Within the luminous organ is a laminar structure of photocytes and nerve branches, with relatively small gap junctions between them. It is thought that the vast interconnectivity and the layered structure of these neuro-photocyte units is what allows a deep-sea fish to rapidly respond to a situation with spontaneous luminescence. Because all of the nerves are directly connected to the spinal cord (and by extension, the brain), researchers believe that electronic signals can trigger these photocytes to react. With this line of thinking, scientists are working to develop technology using this type of neuro-photocyte unit.
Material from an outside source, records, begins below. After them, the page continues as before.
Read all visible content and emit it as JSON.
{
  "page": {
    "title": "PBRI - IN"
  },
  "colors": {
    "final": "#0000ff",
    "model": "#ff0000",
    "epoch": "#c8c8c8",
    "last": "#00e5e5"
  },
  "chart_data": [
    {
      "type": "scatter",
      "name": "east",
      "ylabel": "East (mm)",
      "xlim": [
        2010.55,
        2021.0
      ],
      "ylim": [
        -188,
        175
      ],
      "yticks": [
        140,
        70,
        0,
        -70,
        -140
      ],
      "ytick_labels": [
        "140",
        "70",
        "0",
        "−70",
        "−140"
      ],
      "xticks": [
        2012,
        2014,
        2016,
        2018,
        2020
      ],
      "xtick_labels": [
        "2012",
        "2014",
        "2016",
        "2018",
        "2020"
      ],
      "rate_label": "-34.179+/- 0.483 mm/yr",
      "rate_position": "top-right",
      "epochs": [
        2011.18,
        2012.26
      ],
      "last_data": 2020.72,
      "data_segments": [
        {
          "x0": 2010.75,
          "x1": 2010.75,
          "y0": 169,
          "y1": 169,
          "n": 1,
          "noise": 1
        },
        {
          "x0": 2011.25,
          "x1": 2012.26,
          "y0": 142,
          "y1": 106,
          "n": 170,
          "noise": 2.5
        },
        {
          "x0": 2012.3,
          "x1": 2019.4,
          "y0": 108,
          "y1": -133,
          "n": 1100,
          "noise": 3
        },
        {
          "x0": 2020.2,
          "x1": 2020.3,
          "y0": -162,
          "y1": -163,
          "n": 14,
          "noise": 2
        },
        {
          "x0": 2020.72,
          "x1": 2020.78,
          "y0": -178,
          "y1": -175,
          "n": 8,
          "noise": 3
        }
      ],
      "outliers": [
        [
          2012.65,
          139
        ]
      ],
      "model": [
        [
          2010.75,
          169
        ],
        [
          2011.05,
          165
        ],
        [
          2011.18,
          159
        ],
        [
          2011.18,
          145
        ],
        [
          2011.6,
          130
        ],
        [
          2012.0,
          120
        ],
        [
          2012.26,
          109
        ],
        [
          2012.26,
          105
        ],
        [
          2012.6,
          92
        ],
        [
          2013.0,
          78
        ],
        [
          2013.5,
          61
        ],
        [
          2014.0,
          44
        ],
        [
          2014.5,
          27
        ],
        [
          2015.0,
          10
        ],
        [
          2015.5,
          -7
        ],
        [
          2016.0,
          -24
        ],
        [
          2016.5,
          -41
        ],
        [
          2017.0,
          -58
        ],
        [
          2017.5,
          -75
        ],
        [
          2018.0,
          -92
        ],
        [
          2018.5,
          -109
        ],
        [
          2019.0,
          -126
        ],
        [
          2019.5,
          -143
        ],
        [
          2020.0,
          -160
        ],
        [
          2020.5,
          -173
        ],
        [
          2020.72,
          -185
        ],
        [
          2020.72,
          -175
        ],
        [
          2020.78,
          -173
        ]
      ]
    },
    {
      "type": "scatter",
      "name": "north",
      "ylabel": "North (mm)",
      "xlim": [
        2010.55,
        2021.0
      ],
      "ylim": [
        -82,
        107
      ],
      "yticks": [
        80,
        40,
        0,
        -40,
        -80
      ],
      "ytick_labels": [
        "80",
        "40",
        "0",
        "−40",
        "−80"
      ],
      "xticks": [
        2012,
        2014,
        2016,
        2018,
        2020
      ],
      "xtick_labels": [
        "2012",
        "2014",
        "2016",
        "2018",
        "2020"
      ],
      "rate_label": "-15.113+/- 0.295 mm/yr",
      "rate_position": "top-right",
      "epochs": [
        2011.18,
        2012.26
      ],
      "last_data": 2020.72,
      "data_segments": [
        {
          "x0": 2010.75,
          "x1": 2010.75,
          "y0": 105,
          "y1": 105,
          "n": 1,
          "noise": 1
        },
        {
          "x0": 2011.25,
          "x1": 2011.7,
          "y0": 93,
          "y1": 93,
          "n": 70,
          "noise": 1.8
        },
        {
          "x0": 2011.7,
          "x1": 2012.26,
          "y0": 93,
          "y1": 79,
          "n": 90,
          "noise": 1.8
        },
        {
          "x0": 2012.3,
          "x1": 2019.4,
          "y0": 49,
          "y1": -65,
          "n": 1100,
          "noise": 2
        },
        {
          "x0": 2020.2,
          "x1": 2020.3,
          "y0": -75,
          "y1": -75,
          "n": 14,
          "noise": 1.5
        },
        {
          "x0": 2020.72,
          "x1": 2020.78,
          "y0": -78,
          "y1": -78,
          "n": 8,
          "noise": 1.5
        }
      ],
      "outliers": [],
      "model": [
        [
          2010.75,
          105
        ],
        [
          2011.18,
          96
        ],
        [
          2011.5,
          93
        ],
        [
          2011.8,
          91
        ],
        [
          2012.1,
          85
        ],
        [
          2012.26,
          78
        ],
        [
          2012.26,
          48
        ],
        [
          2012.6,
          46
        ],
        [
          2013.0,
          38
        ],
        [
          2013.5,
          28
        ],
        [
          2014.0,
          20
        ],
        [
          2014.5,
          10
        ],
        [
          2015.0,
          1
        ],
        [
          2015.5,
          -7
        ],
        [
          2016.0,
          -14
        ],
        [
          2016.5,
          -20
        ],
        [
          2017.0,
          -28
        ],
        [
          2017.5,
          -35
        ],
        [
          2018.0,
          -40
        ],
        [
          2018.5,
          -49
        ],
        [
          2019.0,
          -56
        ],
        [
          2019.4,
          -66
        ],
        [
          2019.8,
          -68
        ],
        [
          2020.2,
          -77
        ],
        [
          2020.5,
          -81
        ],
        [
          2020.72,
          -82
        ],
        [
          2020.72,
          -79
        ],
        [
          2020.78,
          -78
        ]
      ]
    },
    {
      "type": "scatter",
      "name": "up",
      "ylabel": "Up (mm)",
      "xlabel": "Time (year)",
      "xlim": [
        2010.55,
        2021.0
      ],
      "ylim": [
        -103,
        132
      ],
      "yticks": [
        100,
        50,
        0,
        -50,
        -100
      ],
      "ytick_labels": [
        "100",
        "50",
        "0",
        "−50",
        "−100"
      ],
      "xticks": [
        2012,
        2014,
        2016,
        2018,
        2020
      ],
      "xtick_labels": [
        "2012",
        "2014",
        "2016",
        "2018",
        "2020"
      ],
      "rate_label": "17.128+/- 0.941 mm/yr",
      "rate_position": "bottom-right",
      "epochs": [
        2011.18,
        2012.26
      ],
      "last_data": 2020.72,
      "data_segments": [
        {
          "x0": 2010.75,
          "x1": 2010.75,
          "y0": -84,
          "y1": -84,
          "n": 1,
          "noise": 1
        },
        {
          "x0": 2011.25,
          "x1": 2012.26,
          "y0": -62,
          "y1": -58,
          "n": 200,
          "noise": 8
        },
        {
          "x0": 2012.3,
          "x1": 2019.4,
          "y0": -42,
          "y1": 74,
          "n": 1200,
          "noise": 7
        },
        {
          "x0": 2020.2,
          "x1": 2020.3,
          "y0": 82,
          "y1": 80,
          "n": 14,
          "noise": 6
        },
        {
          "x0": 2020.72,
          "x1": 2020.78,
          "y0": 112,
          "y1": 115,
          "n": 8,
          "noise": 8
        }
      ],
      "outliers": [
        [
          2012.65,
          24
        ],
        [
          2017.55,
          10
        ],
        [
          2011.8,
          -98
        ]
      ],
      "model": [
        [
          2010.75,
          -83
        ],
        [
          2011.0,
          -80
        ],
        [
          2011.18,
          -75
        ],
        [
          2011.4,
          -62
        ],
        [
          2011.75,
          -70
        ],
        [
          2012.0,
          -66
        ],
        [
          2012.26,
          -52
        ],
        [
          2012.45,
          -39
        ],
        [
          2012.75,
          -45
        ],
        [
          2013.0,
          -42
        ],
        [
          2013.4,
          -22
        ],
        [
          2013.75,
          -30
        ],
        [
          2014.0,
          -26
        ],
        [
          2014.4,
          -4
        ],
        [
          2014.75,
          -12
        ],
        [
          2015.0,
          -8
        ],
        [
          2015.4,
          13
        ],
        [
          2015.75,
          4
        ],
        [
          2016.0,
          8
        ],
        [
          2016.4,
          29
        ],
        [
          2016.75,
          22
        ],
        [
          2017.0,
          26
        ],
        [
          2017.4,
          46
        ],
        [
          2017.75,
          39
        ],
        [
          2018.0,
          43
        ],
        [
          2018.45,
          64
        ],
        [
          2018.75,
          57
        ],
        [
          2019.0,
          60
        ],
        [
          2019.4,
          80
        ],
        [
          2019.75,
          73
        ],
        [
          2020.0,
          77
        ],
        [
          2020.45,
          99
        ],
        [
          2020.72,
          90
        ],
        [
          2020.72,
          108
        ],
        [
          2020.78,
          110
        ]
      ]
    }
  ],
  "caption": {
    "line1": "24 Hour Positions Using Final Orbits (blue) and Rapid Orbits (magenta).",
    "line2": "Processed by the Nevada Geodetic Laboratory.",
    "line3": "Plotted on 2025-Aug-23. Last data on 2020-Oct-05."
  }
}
These biologically inspired materials can be applied in many different circumstances. This technology can be used to camouflage objects, create a device that can mold its shape yet still retain its desired properties, or even help people in relation to biomedical applications. A coating of this technology can help incorporate a foreign body into a living ecosystem, i.e. a human body. The technology of this device allows a person's antibodies to detect the new object as a non-threat, thus permitting easier acceptance of manmade tools into the body, such as a cardiac pacing device to the chest.